File:Kansas State KSU Stadium.jpg

The former Dev Nelson Press Box. It was imploded on December 15, 2012.

The approximate 250,000-square-foot (23,000 m2) facility, constructed in K-State limestone at a projected full project cost of $75 million, is planned to provide enhanced amenities for fans and student-athletes while replacing the stadium's original facilities, built in 1968, and the Dev Nelson Press Box, opened in 1993. The new structure will include larger concession and restroom facilities, new ticket office and K-State retail locations, a K-State Hall of Honor within a large main concourse, a student-athlete dining hall, new club and loge seats as well as additional premium suites and a new press/media level.

On December 15, 2012, at 9am, the old Dev Nelson Press Box, built in 1994, was imploded by controlled explosion to make way for the new West Stadium Center.
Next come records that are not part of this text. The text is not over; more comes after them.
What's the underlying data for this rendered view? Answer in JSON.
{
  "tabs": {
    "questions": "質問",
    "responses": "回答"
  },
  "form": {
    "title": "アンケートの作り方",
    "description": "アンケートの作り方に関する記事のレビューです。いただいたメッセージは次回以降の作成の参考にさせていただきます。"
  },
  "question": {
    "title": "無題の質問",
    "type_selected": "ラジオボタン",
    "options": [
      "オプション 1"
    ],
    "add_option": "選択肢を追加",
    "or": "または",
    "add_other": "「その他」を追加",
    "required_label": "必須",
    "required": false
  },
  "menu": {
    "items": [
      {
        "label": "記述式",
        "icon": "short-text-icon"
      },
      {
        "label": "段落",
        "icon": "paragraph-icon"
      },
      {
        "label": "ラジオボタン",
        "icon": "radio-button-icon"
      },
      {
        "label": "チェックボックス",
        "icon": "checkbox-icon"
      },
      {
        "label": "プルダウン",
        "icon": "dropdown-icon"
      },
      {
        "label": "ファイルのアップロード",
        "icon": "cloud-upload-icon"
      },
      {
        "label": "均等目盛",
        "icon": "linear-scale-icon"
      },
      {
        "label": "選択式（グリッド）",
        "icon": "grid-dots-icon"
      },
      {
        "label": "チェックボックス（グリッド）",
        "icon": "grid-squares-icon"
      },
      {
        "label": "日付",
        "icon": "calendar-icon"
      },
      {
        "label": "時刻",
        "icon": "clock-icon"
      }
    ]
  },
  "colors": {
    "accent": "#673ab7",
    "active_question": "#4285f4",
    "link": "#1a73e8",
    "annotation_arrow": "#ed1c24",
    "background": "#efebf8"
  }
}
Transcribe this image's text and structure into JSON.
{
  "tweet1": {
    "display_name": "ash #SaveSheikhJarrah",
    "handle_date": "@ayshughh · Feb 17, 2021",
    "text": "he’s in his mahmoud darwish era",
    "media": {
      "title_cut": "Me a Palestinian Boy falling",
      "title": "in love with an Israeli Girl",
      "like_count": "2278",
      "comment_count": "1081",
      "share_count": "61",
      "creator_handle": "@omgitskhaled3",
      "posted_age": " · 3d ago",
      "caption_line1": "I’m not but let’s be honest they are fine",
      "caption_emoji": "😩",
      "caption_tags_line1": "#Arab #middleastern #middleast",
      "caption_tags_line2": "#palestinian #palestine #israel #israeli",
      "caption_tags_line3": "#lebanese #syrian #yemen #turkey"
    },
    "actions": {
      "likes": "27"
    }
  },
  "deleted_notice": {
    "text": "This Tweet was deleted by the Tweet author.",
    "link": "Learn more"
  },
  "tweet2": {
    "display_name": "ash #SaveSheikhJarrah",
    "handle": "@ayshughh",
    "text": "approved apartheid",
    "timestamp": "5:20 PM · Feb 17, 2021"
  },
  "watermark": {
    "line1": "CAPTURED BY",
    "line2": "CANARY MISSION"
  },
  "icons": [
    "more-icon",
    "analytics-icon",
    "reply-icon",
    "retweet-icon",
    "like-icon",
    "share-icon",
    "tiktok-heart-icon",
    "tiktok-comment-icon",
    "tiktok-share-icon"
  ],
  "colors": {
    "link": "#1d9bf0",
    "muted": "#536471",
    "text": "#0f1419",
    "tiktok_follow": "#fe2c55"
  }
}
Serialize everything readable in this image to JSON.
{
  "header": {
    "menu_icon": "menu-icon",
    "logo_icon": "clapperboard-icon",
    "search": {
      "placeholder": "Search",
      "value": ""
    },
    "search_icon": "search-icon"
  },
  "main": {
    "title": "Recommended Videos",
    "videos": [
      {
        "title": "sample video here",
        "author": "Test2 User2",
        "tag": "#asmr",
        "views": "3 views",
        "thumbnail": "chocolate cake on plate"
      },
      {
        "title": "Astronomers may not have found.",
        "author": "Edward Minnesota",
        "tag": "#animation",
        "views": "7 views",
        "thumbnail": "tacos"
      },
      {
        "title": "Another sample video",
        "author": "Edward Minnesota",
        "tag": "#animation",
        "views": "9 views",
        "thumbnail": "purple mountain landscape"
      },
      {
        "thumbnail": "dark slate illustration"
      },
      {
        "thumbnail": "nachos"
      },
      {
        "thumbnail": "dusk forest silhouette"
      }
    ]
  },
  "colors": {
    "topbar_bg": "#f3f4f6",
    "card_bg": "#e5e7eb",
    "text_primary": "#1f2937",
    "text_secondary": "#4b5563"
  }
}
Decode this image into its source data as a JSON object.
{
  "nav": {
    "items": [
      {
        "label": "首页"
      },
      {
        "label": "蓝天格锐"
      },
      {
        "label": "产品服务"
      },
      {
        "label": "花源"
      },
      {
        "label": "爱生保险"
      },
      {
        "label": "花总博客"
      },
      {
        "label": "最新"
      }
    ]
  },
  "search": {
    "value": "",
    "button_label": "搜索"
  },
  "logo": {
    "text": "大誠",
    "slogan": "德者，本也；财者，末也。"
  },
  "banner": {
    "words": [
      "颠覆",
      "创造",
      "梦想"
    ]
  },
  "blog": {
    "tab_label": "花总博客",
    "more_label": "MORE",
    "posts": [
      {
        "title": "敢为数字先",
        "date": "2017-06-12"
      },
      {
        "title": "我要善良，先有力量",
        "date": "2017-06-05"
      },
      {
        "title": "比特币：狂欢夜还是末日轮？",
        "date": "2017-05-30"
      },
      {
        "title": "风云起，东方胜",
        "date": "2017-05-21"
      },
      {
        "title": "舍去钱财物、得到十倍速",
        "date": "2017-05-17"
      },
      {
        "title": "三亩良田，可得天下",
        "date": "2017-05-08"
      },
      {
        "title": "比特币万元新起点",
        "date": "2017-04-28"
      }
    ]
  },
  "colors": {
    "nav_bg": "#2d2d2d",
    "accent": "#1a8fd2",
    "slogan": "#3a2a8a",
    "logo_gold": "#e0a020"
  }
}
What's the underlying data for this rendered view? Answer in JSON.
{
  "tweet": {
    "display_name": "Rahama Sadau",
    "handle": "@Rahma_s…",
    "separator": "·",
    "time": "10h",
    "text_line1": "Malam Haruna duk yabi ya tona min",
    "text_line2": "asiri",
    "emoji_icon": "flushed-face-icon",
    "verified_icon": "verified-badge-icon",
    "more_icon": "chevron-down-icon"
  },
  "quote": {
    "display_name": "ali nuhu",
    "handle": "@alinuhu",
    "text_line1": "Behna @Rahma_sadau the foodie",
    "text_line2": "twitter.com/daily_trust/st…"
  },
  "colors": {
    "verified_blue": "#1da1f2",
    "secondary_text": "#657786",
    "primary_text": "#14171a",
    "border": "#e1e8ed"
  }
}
The project will be led by sports design firm AECOM (formerly Ellerbe Becket), out of Kansas City, with design support from Heery Design in conjunction with Construction Managers GE Johnson and Mortenson Construction. With the majority of the fundraising goal reached, K-State broke ground on the project prior to the 2012 Spring Game. The expansion is scheduled to be substantially completed in time for the 2013 football season. The initial construction process will take place around the current press box structure before being fully completed.

No tax or tuition dollars will be used, as the facility will be funded entirely by private donations through leadership construction gifts and grass roots support.[11]

Non-football uses

The facility has hosted a very small number of non-football activities. On September 5, 1987, Willie Nelson performed a concert at the stadium to raise money for Farm Aid, following a Kansas State football game against Austin Peay State.[12]